Vermeintlich einfache Organismen
Oberflächlich betrachtet bestehen Bakterien aus kaum mehr als einer mit Proteinen und Erbinformation in Form der DNA gefüllten Lipidhülle. Trotzdem gehören sie zu den wichtigsten Organismen auf unserem Planeten. Rund 50 Prozent allen Lebens auf der Erde ist bakteriellen Ursprungs. Die ersten Bakterien besiedelten die Erde bereits vor etwa 3,5 Milliarden Jahren – und damit lange bevor sich die ersten Säugetiere vor rund 300 Millionen Jahren entwickelten.
Es ist daher nicht überraschend, dass Bakterien einen zentralen Einfluss auf das menschliche Leben haben. Viele leben als Kommensale in uns – als nützliche Mitbewohner, die uns beispielsweise als Darmflora helfen, unsere Nahrung zu verdauen, die Vitamine bereitstellen und uns vor Krankheitserregern schützen. Andere Bakterien sind Pathogene, die unsere Gesundheit bedrohen und unser Immunsystem schwächen.

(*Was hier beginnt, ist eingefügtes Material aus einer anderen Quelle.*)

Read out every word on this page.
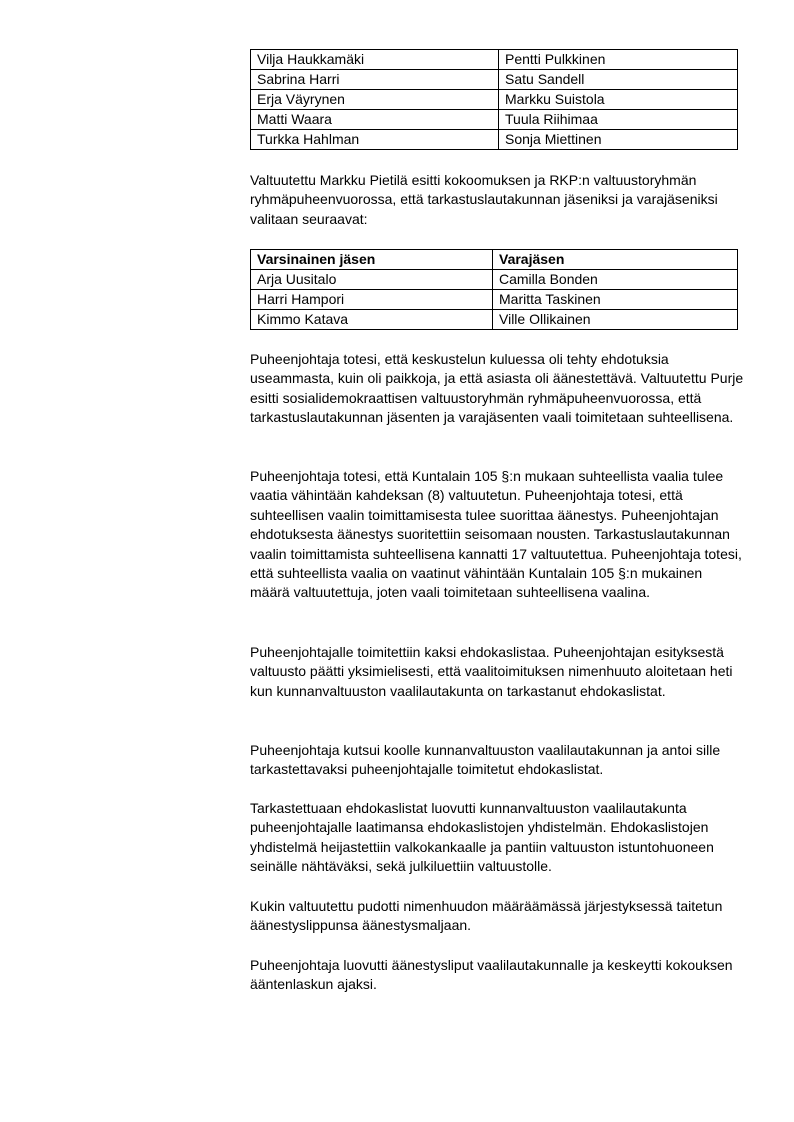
Vilja Haukkamäki	Pentti Pulkkinen
Sabrina Harri	Satu Sandell
Erja Väyrynen	Markku Suistola
Matti Waara	Tuula Riihimaa
Turkka Hahlman	Sonja Miettinen

Valtuutettu Markku Pietilä esitti kokoomuksen ja RKP:n valtuustoryhmän ryhmäpuheenvuorossa, että tarkastuslautakunnan jäseniksi ja varajäseniksi valitaan seuraavat:

Varsinainen jäsen	Varajäsen
Arja Uusitalo	Camilla Bonden
Harri Hampori	Maritta Taskinen
Kimmo Katava	Ville Ollikainen

Puheenjohtaja totesi, että keskustelun kuluessa oli tehty ehdotuksia useammasta, kuin oli paikkoja, ja että asiasta oli äänestettävä. Valtuutettu Purje esitti sosialidemokraattisen valtuustoryhmän ryhmäpuheenvuorossa, että tarkastuslautakunnan jäsenten ja varajäsenten vaali toimitetaan suhteellisena.

Puheenjohtaja totesi, että Kuntalain 105 §:n mukaan suhteellista vaalia tulee vaatia vähintään kahdeksan (8) valtuutetun. Puheenjohtaja totesi, että suhteellisen vaalin toimittamisesta tulee suorittaa äänestys. Puheenjohtajan ehdotuksesta äänestys suoritettiin seisomaan nousten. Tarkastuslautakunnan vaalin toimittamista suhteellisena kannatti 17 valtuutettua. Puheenjohtaja totesi, että suhteellista vaalia on vaatinut vähintään Kuntalain 105 §:n mukainen määrä valtuutettuja, joten vaali toimitetaan suhteellisena vaalina.

Puheenjohtajalle toimitettiin kaksi ehdokaslistaa. Puheenjohtajan esityksestä valtuusto päätti yksimielisesti, että vaalitoimituksen nimenhuuto aloitetaan heti kun kunnanvaltuuston vaalilautakunta on tarkastanut ehdokaslistat.

Puheenjohtaja kutsui koolle kunnanvaltuuston vaalilautakunnan ja antoi sille tarkastettavaksi puheenjohtajalle toimitetut ehdokaslistat.

Tarkastettuaan ehdokaslistat luovutti kunnanvaltuuston vaalilautakunta puheenjohtajalle laatimansa ehdokaslistojen yhdistelmän. Ehdokaslistojen yhdistelmä heijastettiin valkokankaalle ja pantiin valtuuston istuntohuoneen seinälle nähtäväksi, sekä julkiluettiin valtuustolle.

Kukin valtuutettu pudotti nimenhuudon määräämässä järjestyksessä taitetun äänestyslippunsa äänestysmaljaan.

Puheenjohtaja luovutti äänestysliput vaalilautakunnalle ja keskeytti kokouksen ääntenlaskun ajaksi.
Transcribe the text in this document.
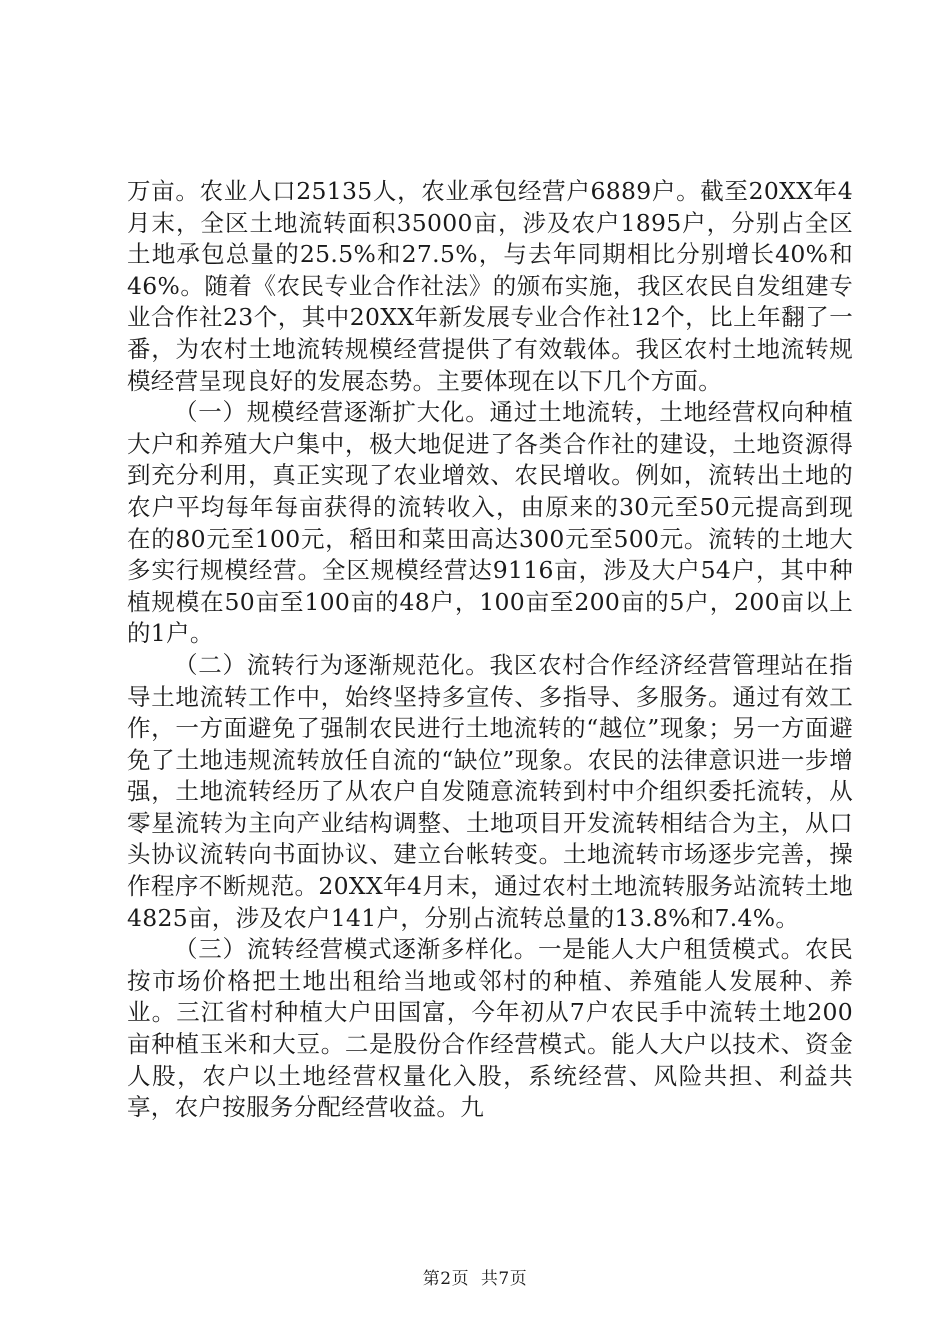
万亩。农业人口25135人，农业承包经营户6889户。截至20XX年4月末，全区土地流转面积35000亩，涉及农户1895户，分别占全区土地承包总量的25.5%和27.5%，与去年同期相比分别增长40%和46%。随着《农民专业合作社法》的颁布实施，我区农民自发组建专业合作社23个，其中20XX年新发展专业合作社12个，比上年翻了一番，为农村土地流转规模经营提供了有效载体。我区农村土地流转规模经营呈现良好的发展态势。主要体现在以下几个方面。

（一）规模经营逐渐扩大化。通过土地流转，土地经营权向种植大户和养殖大户集中，极大地促进了各类合作社的建设，土地资源得到充分利用，真正实现了农业增效、农民增收。例如，流转出土地的农户平均每年每亩获得的流转收入，由原来的30元至50元提高到现在的80元至100元，稻田和菜田高达300元至500元。流转的土地大多实行规模经营。全区规模经营达9116亩，涉及大户54户，其中种植规模在50亩至100亩的48户，100亩至200亩的5户，200亩以上的1户。

（二）流转行为逐渐规范化。我区农村合作经济经营管理站在指导土地流转工作中，始终坚持多宣传、多指导、多服务。通过有效工作，一方面避免了强制农民进行土地流转的“越位”现象；另一方面避免了土地违规流转放任自流的“缺位”现象。农民的法律意识进一步增强，土地流转经历了从农户自发随意流转到村中介组织委托流转，从零星流转为主向产业结构调整、土地项目开发流转相结合为主，从口头协议流转向书面协议、建立台帐转变。土地流转市场逐步完善，操作程序不断规范。20XX年4月末，通过农村土地流转服务站流转土地4825亩，涉及农户141户，分别占流转总量的13.8%和7.4%。

（三）流转经营模式逐渐多样化。一是能人大户租赁模式。农民按市场价格把土地出租给当地或邻村的种植、养殖能人发展种、养业。三江省村种植大户田国富，今年初从7户农民手中流转土地200亩种植玉米和大豆。二是股份合作经营模式。能人大户以技术、资金人股，农户以土地经营权量化入股，系统经营、风险共担、利益共享，农户按服务分配经营收益。九

第2页  共7页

Keine reinen Einzelkämpfer
Lange Zeit ging man davon aus, dass Bakterien als isolierte, einzellige Organismen leben, deren alleinige Funktion darin besteht, sich zu vermehren. Heute wissen wir, dass Bakterien in der Lage sind, sich als Gruppen zu organisieren und soziale Strukturen zu koordinieren. Wie schaffen es diese vermeintlich einfachen Organismen, solch komplexe Aufgaben zu bewältigen?
Die Antwort liegt mitunter in einem Prozess, der sich „Quorum Sensing“ nennt und die Kommunikation zwischen Bakterien beschreibt. Ähnlich wie höhere Organismen können auch Bakterien kommunizieren. Die „Wörter“ dieser Sprache bestehen aus niedermolekularen Signalmolekülen, die von den Bakterien produziert und ausgeschüttet und von benachbarten Bakterien in der Umgebung wahrgenommen werden.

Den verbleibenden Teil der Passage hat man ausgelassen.